Knitting

Provenance

Mrs. Thomas Eakins; LeRoy Ireland; Edward Hanley Collection; Unknown Ohio dealer; Larry Fleischman, Kennedy Galleries, New York City, by 1978; sold to the Art Institute of Chicago, 1978.

Knitting

Thomas Eakins

Modeled 1882–83, cast c. 1886

Accession Number

53104

Medium

Painted plaster

Dimensions

47 × 38.2 cm (18 1/2 × 15 in.)

Classification

sculpture

Museum

The Art Institute of Chicago

Chicago, United States

Credit Line

Marian and Samuel Klasstorner Fund

Background & Context

Background Story

Thomas Eakins Knitting, modeled in 1882-83 and cast around 1886, is a painted plaster sculpture that exemplifies the American Realist painters approach to the human figure, in which the observation of specific individuals in specific activities is combined with the anatomical precision and structural clarity that distinguish his most accomplished work. Eakins, who was the most important Realist painter in America in the late 19th century and a teacher whose influence on American art extended through his students at the Pennsylvania Academy of the Fine Arts, produced sculptures as studies for his paintings and as independent works that demonstrate his mastery of three-dimensional form. The figure of the woman knitting, depicted with the anatomical precision and structural clarity that distinguish Eakins best work, is rendered with the specific attention to gesture and posture that comes from direct observation of a real person engaged in a real activity rather than the generalized idealization of academic sculpture.

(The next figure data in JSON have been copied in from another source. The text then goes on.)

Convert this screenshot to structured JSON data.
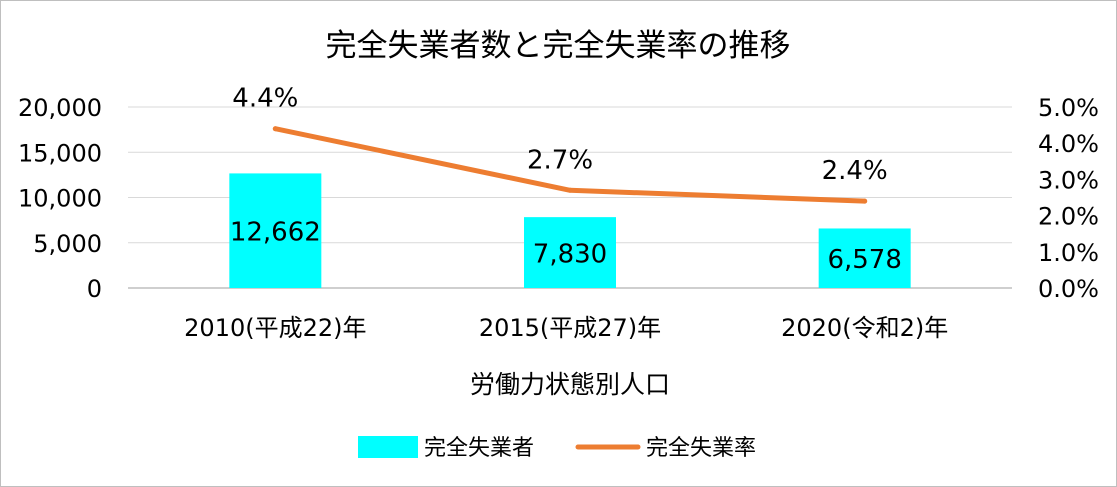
{
  "chart_data": {
    "type": "bar",
    "title": "完全失業者数と完全失業率の推移",
    "xlabel": "労働力状態別人口",
    "ylabel": "",
    "categories": [
      "2010(平成22)年",
      "2015(平成27)年",
      "2020(令和2)年"
    ],
    "series": [
      {
        "name": "完全失業者",
        "type": "bar",
        "axis": "left",
        "values": [
          12662,
          7830,
          6578
        ],
        "labels": [
          "12,662",
          "7,830",
          "6,578"
        ],
        "color": "#00ffff"
      },
      {
        "name": "完全失業率",
        "type": "line",
        "axis": "right",
        "values": [
          4.4,
          2.7,
          2.4
        ],
        "labels": [
          "4.4%",
          "2.7%",
          "2.4%"
        ],
        "color": "#ed7d31"
      }
    ],
    "ylim": [
      0,
      20000
    ],
    "y_ticks": [
      "0",
      "5,000",
      "10,000",
      "15,000",
      "20,000"
    ],
    "y2lim": [
      0,
      5
    ],
    "y2_ticks": [
      "0.0%",
      "1.0%",
      "2.0%",
      "3.0%",
      "4.0%",
      "5.0%"
    ],
    "grid": true,
    "legend_position": "bottom",
    "colors": {
      "grid": "#d9d9d9",
      "axis": "#bfbfbf"
    }
  }
}
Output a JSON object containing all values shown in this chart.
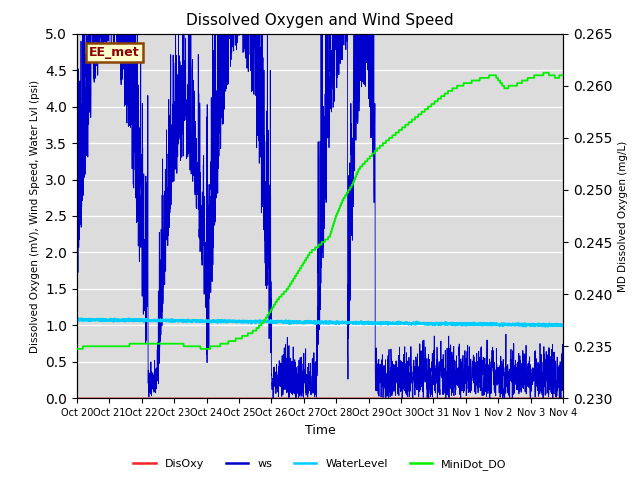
{
  "title": "Dissolved Oxygen and Wind Speed",
  "xlabel": "Time",
  "ylabel_left": "Dissolved Oxygen (mV), Wind Speed, Water Lvl (psi)",
  "ylabel_right": "MD Dissolved Oxygen (mg/L)",
  "ylim_left": [
    0.0,
    5.0
  ],
  "ylim_right": [
    0.23,
    0.265
  ],
  "bg_color": "#dcdcdc",
  "legend_items": [
    "DisOxy",
    "ws",
    "WaterLevel",
    "MiniDot_DO"
  ],
  "legend_colors": [
    "#ff0000",
    "#0000ff",
    "#00ccff",
    "#00ff00"
  ],
  "station_label": "EE_met",
  "station_label_color": "#8b0000",
  "station_label_bg": "#ffffcc",
  "station_label_edge": "#8b4500",
  "xtick_labels": [
    "Oct 20",
    "Oct 21",
    "Oct 22",
    "Oct 23",
    "Oct 24",
    "Oct 25",
    "Oct 26",
    "Oct 27",
    "Oct 28",
    "Oct 29",
    "Oct 30",
    "Oct 31",
    "Nov 1",
    "Nov 2",
    "Nov 3",
    "Nov 4"
  ],
  "n_days": 15,
  "seed": 12345
}
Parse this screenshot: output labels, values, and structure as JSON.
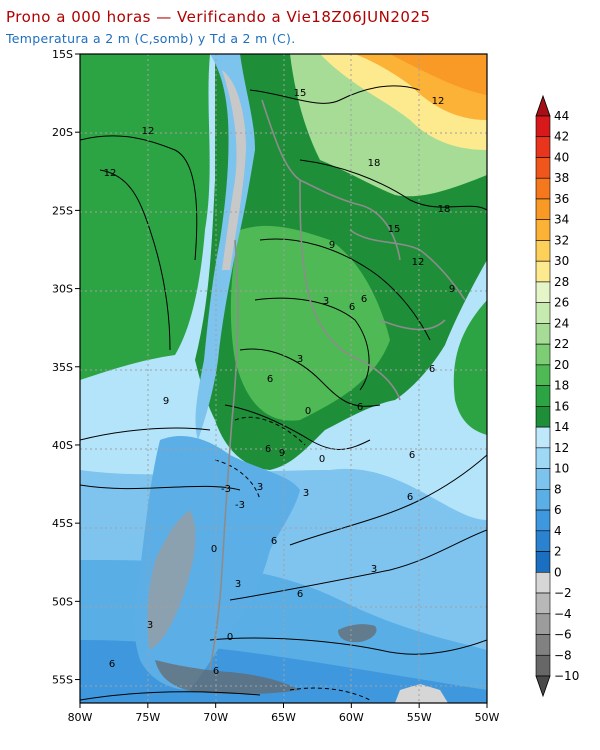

The painted plaster medium, which Eakins frequently used for his sculptural studies, provides a surface that can be modeled and reworked with the same directness as a painting, allowing the artist to make changes and corrections as he refines the form. The years 1882-83 for the modeling and the date of around 1886 for the casting place this sculpture in the period when Eakins was producing some of his most accomplished paintings, including The Swimming Hole and Max Schmitt in a Single Scull, and the sculptural approach to the figure that Knitting demonstrates is closely connected to the painting practice that produced these masterworks.

Cultural Impact

Eakins sculptures are significant documents for understanding his approach to the figure and the close connection between his painting and sculptural practice, and Knitting demonstrates the anatomical precision and observational directness that make his work significant. His sculptures influenced the development of American Realist sculpture and the broader tradition of sculptural studies for painting.

Why It Matters

A painted plaster sculpture by Eakins modeled 1882-83 and cast c.1886 of a woman knitting, combining anatomical precision with direct observation of a specific person engaged in a real activity in the American Realist tradition of structural clarity and observational fidelity.